Damit treibt das Vorhaben die Digitalisierung der Wissenschaft an der H-BRS weiter voran. Wir werden Wirkstoffe und Materialien passgenauer und effizienter kollaborativ innerhalb der Hochschule und mit externen Partnern entwickeln – ohne Beschränkungen des Standortes und über klassische Disziplinen hinaus.
Matthias Preller, Professor für Strukturbiologie und chemische Analytik und Sprecher des UMMBAS-Projekts

Eine Schlüsselrolle wird dabei die dreidimensionale Visualisierung der Vorgänge auf der atomaren Ebene haben. Das Institut für Visual Computing (IVC) der H-BRS verfügt über umfassende Expertise bei der bildlichen Darstellung großer Datenmengen, Verarbeitung von Sensordaten und der Erkennung von enthaltenen Mustern und Strukturen. Neben dem IVC sind es das Institut für funktionale Genanalytik (IFGA) und das Institut für Technik, Ressourcenschonung und Energieeffizienz (TREE). Diese haben das UMMBAS-Vorhaben gemeinsam ins Leben gerufen.

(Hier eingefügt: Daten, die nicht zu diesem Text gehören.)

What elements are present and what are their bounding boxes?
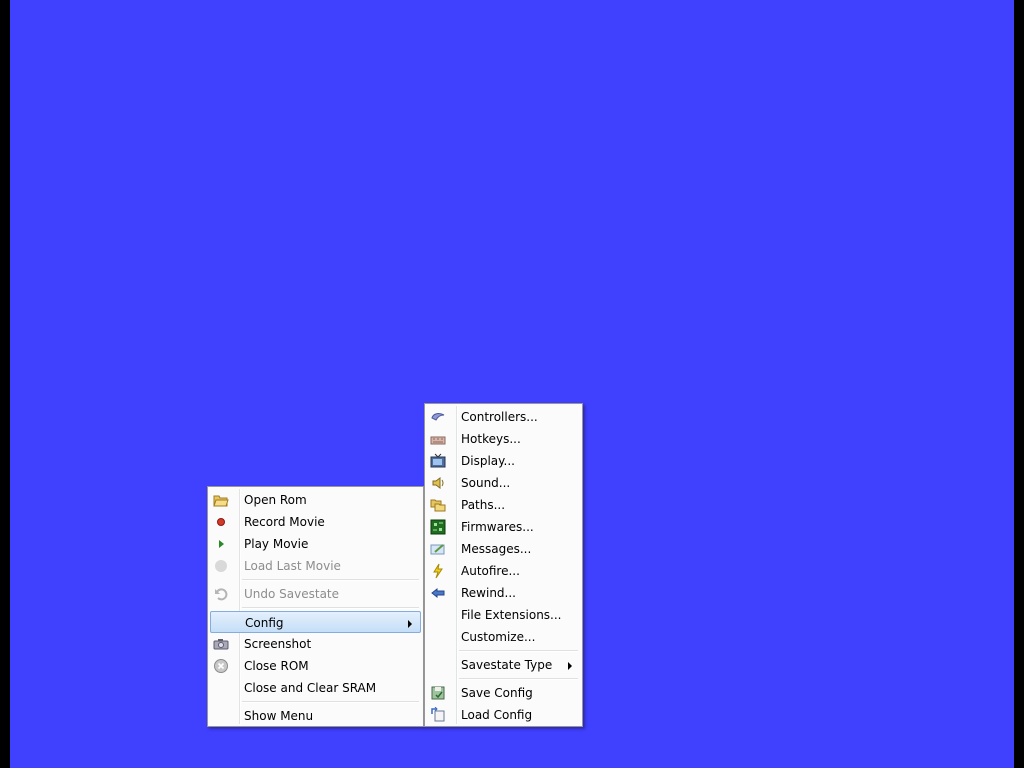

Verteilte immersive VR-Umgebung

Einen neuartigen Ansatz verfolgen die Wissenschaftlerinnen und Wissenschaftler der H-BRS mit der Idee, aus den zu analysierenden Daten hochgradig detaillierte dreidimensionale Modelle zu bilden. Sie wollen diese simultan mit weiteren Nutzern bearbeiten, die sich an anderen Standorten aufhalten. „Verteilte immersive VR-Umgebung“ nennt sich das Konzept, das für die ortsunabhängige Zusammenarbeit viele Vorteile bietet, aber im Hinblick auf biochemische Fragestellungen kaum erforscht ist. Bekannt ist das Konzept der verteilten virtuellen Umgebung aus der Welt der Computerspiele, wo sich auch bereits Konzepte für kooperative Interaktionen etabliert haben. Auf dem Gebiet der Verknüpfung wissenschaftlicher Visualisierung mit Computerspiel-Technologie verfügt die Hochschule Bonn-Rhein-Sieg über besondere Erfahrung, die durch Professor Wolfgang Heiden in das UMMBAS-Projekt eingebracht wird.

Die Software für die verteilten virtuellen Umgebungen, die im Rahmen des UMMBAS-Projekts entsteht, soll auf längere Sicht der Allgemeinheit zur Verfügung gestellt werden. Kurzfristig versprechen sich die Projektbeteiligten einen naheliegenden Nutzen: Die Zusammenarbeit zwischen den Hochschulstandorten Sankt Augustin und Rheinbach könnte umfangreich davon profitieren.